La démarche est essentiellement fondée sur la rôle de l’image dans la construction d’une imagerie populaire : elle invite à feuilleter une sorte de catalogue, à découvrir une galerie d’“images d’Épinal”, qui, nourries par les textes2, témoignent autant qu’eux, sinon davantage, du processus de mythification. Dans ce cadre, nous évoquerons le rôle de l’exemplum, l’importance des legenda – autant de “faits et paroles mémorables”3 – , les vecteurs de la transmission et de la diffusion des séquences mythiques, bref tous les ressorts qui invitent à réfléchir au rapport du muthos avec le logos.

Pour introduire notre montage4 d’images et de textes, un hommage particulièrement significatif :

“Les grands génies ont leur empire, leur éclat, leur grandeur, leur victoire et leur lustre, et n’ont nul besoin des grandeurs charnelles, où elles n’ont pas de rapport. Ils sont vus non des yeux, mais des esprits, c’est assez.
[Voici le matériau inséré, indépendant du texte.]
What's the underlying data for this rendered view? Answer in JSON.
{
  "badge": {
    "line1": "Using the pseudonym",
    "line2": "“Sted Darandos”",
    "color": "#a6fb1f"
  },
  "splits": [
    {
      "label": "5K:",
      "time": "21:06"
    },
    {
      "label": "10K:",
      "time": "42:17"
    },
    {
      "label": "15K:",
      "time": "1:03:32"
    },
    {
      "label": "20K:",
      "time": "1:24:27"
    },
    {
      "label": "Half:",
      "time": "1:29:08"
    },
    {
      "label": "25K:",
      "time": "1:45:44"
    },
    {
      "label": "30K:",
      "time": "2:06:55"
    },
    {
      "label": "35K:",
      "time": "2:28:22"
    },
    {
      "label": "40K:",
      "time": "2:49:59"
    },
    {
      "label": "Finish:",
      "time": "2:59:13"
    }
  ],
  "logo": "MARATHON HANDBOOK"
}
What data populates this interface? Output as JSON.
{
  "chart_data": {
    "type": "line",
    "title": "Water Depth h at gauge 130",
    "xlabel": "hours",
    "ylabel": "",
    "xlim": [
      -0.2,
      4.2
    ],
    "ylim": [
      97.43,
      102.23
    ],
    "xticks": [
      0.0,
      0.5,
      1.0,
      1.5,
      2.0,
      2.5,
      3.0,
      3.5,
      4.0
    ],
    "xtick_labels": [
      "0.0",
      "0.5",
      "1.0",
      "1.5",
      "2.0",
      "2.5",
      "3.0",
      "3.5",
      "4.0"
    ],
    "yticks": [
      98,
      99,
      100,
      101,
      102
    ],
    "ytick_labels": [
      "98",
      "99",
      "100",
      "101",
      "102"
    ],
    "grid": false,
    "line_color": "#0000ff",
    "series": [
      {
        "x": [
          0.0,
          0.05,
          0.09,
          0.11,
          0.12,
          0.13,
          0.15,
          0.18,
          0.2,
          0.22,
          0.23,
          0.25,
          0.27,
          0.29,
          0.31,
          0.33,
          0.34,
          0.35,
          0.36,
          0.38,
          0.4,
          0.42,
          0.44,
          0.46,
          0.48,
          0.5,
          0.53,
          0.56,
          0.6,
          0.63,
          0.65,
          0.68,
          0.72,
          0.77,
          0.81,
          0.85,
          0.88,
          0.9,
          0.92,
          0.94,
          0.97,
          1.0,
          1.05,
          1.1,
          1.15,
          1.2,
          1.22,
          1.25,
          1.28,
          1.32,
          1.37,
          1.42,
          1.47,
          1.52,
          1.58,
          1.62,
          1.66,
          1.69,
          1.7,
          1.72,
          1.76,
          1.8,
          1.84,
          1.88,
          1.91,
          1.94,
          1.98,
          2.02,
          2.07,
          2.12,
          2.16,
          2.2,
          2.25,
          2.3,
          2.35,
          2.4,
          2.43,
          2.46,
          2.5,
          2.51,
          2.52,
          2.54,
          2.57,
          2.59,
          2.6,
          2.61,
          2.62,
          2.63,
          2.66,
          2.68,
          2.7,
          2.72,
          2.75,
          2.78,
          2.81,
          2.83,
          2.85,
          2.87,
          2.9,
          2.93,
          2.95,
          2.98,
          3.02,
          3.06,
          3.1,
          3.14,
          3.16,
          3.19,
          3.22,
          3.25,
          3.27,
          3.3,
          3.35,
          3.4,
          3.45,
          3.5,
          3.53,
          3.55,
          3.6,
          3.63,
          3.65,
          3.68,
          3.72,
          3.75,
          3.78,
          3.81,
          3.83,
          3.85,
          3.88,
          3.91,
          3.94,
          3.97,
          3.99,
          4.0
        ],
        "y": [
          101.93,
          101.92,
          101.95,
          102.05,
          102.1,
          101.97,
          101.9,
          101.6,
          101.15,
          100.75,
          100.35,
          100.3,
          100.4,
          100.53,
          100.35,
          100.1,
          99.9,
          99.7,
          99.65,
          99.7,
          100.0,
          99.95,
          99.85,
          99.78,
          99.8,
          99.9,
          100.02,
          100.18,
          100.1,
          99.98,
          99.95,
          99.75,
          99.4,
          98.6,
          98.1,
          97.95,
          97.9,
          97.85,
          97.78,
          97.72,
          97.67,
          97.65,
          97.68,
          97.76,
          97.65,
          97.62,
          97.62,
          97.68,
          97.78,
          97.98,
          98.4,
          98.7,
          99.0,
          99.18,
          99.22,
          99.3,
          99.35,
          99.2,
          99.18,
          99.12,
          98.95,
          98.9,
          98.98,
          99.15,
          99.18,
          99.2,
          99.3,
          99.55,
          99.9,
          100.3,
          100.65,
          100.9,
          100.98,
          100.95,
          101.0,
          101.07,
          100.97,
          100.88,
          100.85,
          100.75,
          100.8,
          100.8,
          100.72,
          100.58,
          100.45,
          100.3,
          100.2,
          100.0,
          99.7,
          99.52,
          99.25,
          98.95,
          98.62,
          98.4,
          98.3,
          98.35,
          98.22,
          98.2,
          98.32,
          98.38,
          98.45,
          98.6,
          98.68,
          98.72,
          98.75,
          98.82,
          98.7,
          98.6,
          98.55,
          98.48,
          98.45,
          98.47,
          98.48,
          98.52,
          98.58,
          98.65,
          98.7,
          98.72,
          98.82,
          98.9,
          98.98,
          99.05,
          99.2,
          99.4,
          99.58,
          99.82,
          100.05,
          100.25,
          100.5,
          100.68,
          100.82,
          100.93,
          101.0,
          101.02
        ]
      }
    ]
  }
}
“Les saints ont leur empire, leur éclat, leur victoire, leur lustre, et n’ont nul besoin des grandeurs charnelles ou spirituelles, où elles n’ont nul rapport, car elles n’y ajoutent ni ôtent. Ils sont vus de Dieu et des anges, et non des corps ni des esprits curieux, Dieu leur suffit.

“Archimède, sans éclat, serait en même vénération. Il n’a pas donné des batailles pour les yeux, mais il a fourni à tous les esprits ses inventions. Oh ! qu’il a éclaté aux esprits !”

Pascal, Pensées, 1670,

« Connaissance de Dieu. Preuves de Jésus Christ » (L. 308, S. 339)

I. Archimède : données historiques et scientifiques

Élevé par les scientifiques au rang des plus grands mathématiciens de tous les temps avec l’Anglais Newton et l’Allemand Gauss, Archimède est un brillant théoricien, surtout connu pour ses travaux en statique et en hydrostatique. Mais c’est aussi un ingénieur de génie - au sens étymologique redondant du latin ingenium - qui invente des machines de guerre stupéfiantes pour défendre Syracuse, sa ville natale, assiégée par les Romains.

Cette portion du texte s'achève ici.